Shirley Briggs accompanied Carson on this adventure, which could only be described as a failure, though it would be transformed into a mythological feature of Carson’s biography. Carson and Briggs arrived in Miami at the same time as a stretch of bad weather. They went out several times, only to be turned back by rough seas and murky water. Carson thought the storm clouds made the many small barrier islands look “lonely and melancholy.” Between these unsuccessful excursions, Carson and Briggs amused themselves by wading in the surf and enjoying dinner at Howard Johnson’s.

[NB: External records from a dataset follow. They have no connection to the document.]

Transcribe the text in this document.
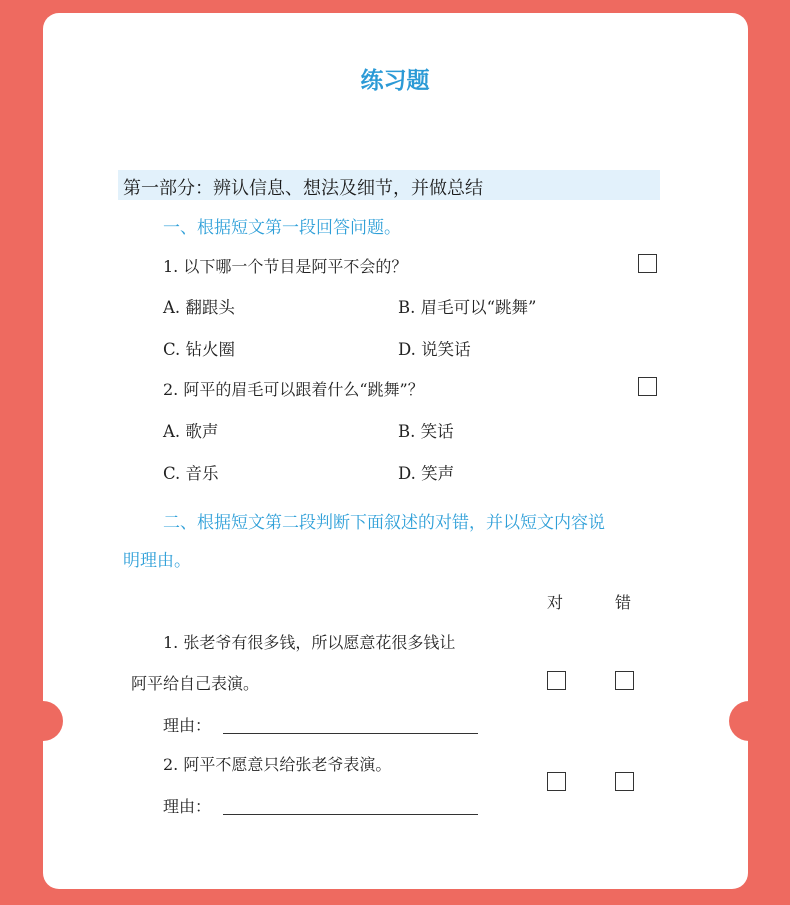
练习题
第一部分：辨认信息、想法及细节，并做总结
一、根据短文第一段回答问题。
1. 以下哪一个节目是阿平不会的？
A. 翻跟头	B. 眉毛可以“跳舞”
C. 钻火圈	D. 说笑话
2. 阿平的眉毛可以跟着什么“跳舞”？
A. 歌声	B. 笑话
C. 音乐	D. 笑声
二、根据短文第二段判断下面叙述的对错，并以短文内容说
明理由。
对	错
1. 张老爷有很多钱，所以愿意花很多钱让
阿平给自己表演。
理由：
2. 阿平不愿意只给张老爷表演。
理由：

Carson finally got to climb into the water in a protected area of Biscayne Bay that was about eight feet deep. She was surprised by the sudden lightness of the eighty-four-pound helmet once she went under the surface. Carson descended on a ladder that nearly touched the bottom and spent a few minutes gazing out of her rapidly fogging faceplate. This surely took a large measure of courage for the swimming-challenged Carson, who said her anxiety was increased by the disconcerting whooshing sounds of the pump as it sent air down the line and into her helmet
. A strong current was running and Carson had been warned not to stray from the boat. So she clung to the ladder, feet firmly planted in a bed of seaweed. She saw a few brightly colored fish and climbed back up.
Carson carefully recorded her impressions of being underwater in a small, blue Collegiate notebook. She also unself-consciously wrote to William Beebe—a man who’d walked over miles of ocean reef and ridden the bathysphere a half mile down into the abyss—with a full accounting of what she referred to as her “diving experiences.” She said that the difference between having dived and not having dived was “tremendous.” In fact, she said, the whole world now seemed different to her.

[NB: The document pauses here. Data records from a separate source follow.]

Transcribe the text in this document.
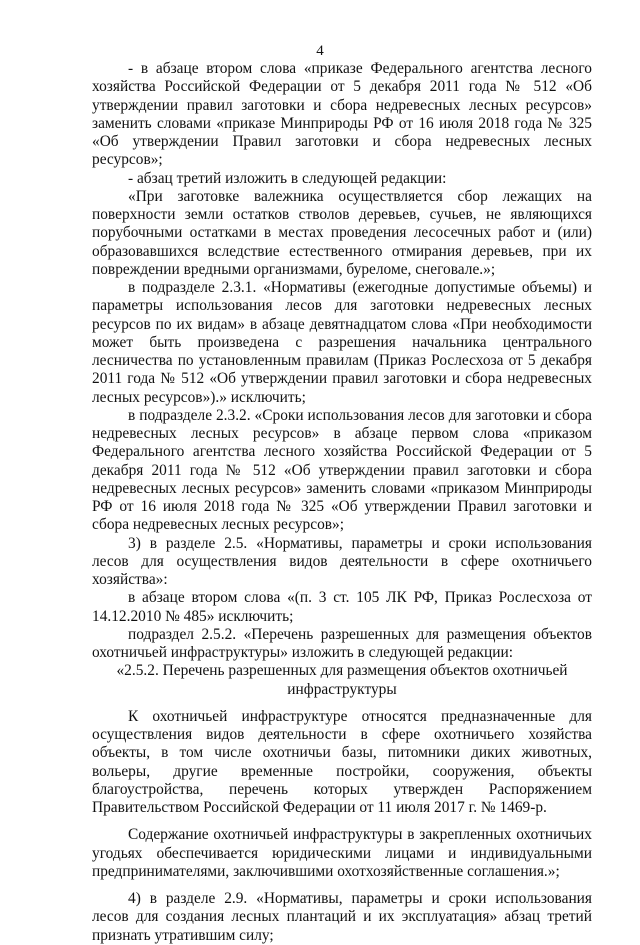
4

- в абзаце втором слова «приказе Федерального агентства лесного хозяйства Российской Федерации от 5 декабря 2011 года № 512 «Об утверждении правил заготовки и сбора недревесных лесных ресурсов» заменить словами «приказе Минприроды РФ от 16 июля 2018 года № 325 «Об утверждении Правил заготовки и сбора недревесных лесных ресурсов»;

- абзац третий изложить в следующей редакции:

«При заготовке валежника осуществляется сбор лежащих на поверхности земли остатков стволов деревьев, сучьев, не являющихся порубочными остатками в местах проведения лесосечных работ и (или) образовавшихся вследствие естественного отмирания деревьев, при их повреждении вредными организмами, буреломе, снеговале.»;

в подразделе 2.3.1. «Нормативы (ежегодные допустимые объемы) и параметры использования лесов для заготовки недревесных лесных ресурсов по их видам» в абзаце девятнадцатом слова «При необходимости может быть произведена с разрешения начальника центрального лесничества по установленным правилам (Приказ Рослесхоза от 5 декабря 2011 года № 512 «Об утверждении правил заготовки и сбора недревесных лесных ресурсов»).» исключить;

в подразделе 2.3.2. «Сроки использования лесов для заготовки и сбора недревесных лесных ресурсов» в абзаце первом слова «приказом Федерального агентства лесного хозяйства Российской Федерации от 5 декабря 2011 года № 512 «Об утверждении правил заготовки и сбора недревесных лесных ресурсов» заменить словами «приказом Минприроды РФ от 16 июля 2018 года № 325 «Об утверждении Правил заготовки и сбора недревесных лесных ресурсов»;

3) в разделе 2.5. «Нормативы, параметры и сроки использования лесов для осуществления видов деятельности в сфере охотничьего хозяйства»:

в абзаце втором слова «(п. 3 ст. 105 ЛК РФ, Приказ Рослесхоза от 14.12.2010 № 485» исключить;

подраздел 2.5.2. «Перечень разрешенных для размещения объектов охотничьей инфраструктуры» изложить в следующей редакции:

«2.5.2. Перечень разрешенных для размещения объектов охотничьей инфраструктуры

К охотничьей инфраструктуре относятся предназначенные для осуществления видов деятельности в сфере охотничьего хозяйства объекты, в том числе охотничьи базы, питомники диких животных, вольеры, другие временные постройки, сооружения, объекты благоустройства, перечень которых утвержден Распоряжением Правительством Российской Федерации от 11 июля 2017 г. № 1469-р.

Содержание охотничьей инфраструктуры в закрепленных охотничьих угодьях обеспечивается юридическими лицами и индивидуальными предпринимателями, заключившими охотхозяйственные соглашения.»;

4) в разделе 2.9. «Нормативы, параметры и сроки использования лесов для создания лесных плантаций и их эксплуатация» абзац третий признать утратившим силу;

A couple of weeks later Carson was off again, this time with Marie Rodell to join another collecting cruise aboard the Albatross III. On July 27, 1949, the two women boarded the ship at Woods Hole, bound for a two-week fish-census trip to the Georges Bank. Carson later remarked that few women had been out on such a vessel and that probably fewer still had ever visited the Georges Bank fishing grounds.

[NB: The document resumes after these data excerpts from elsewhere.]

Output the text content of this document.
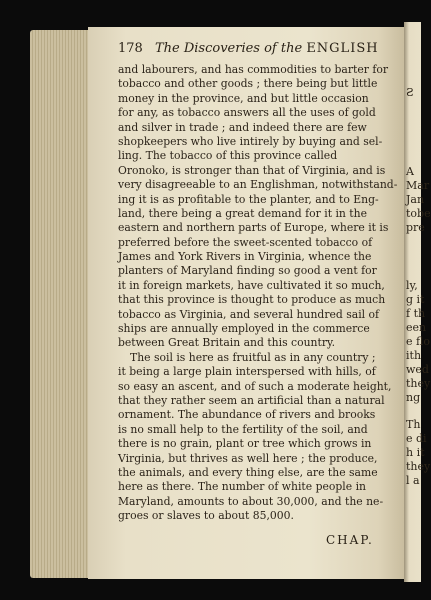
178 The Discoveries of the ENGLISH
and labourers, and has commodities to barter for
tobacco and other goods ; there being but little
money in the province, and but little occasion
for any, as tobacco answers all the uses of gold
and silver in trade ; and indeed there are few
shopkeepers who live intirely by buying and sel-
ling. The tobacco of this province called
Oronoko, is stronger than that of Virginia, and is
very disagreeable to an Englishman, notwithstand-
ing it is as profitable to the planter, and to Eng-
land, there being a great demand for it in the
eastern and northern parts of Europe, where it is
preferred before the sweet-scented tobacco of
James and York Rivers in Virginia, whence the
planters of Maryland finding so good a vent for
it in foreign markets, have cultivated it so much,
that this province is thought to produce as much
tobacco as Virginia, and several hundred sail of
ships are annually employed in the commerce
between Great Britain and this country.
The soil is here as fruitful as in any country ;
it being a large plain interspersed with hills, of
so easy an ascent, and of such a moderate height,
that they rather seem an artificial than a natural
ornament. The abundance of rivers and brooks
is no small help to the fertility of the soil, and
there is no grain, plant or tree which grows in
Virginia, but thrives as well here ; the produce,
the animals, and every thing else, are the same
here as there. The number of white people in
Maryland, amounts to about 30,000, and the ne-
groes or slaves to about 85,000.
CHAP.
Ƨ
A
Mar
Jan
tobe
pre
ly,
g it
f th
een
e flo
ith
wed
they
ng
Th
e di
h it
they
l a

It was a hot morning. Rodell thought the Albatross III looked “small and uninviting” as it lay alongside the wharf. The crew warned them—in Carson’s case unnecessarily, as this was her second time aboard—that the narrow ship was notorious for its heavy roll in any kind of sea. Rodell said the ship’s sideways heaving through the waves was hard to describe, but it seemed they corkscrewed along in a “figure eight,” with a pause midway around. On the second day the weather turned cold and windy. Rodell and Carson sat in the wheelhouse and watched the sonar tracing the ocean bottom. Carson found this thrilling, especially when the Albatross III, after traveling for hours above areas of level sea floor, at last passed over the sheer canyon walls that outline the Georges Bank, and the bottom fell away sharply into the abyss. The dredging hauls—a deafening clank and grind of winches and cables—were mostly disappointing, with only a few unremarkable fish coming up in the nets. The crew tagged some flounder and haddock. One day they saw a couple of sharks and a school of dolphins. They had several days of fog.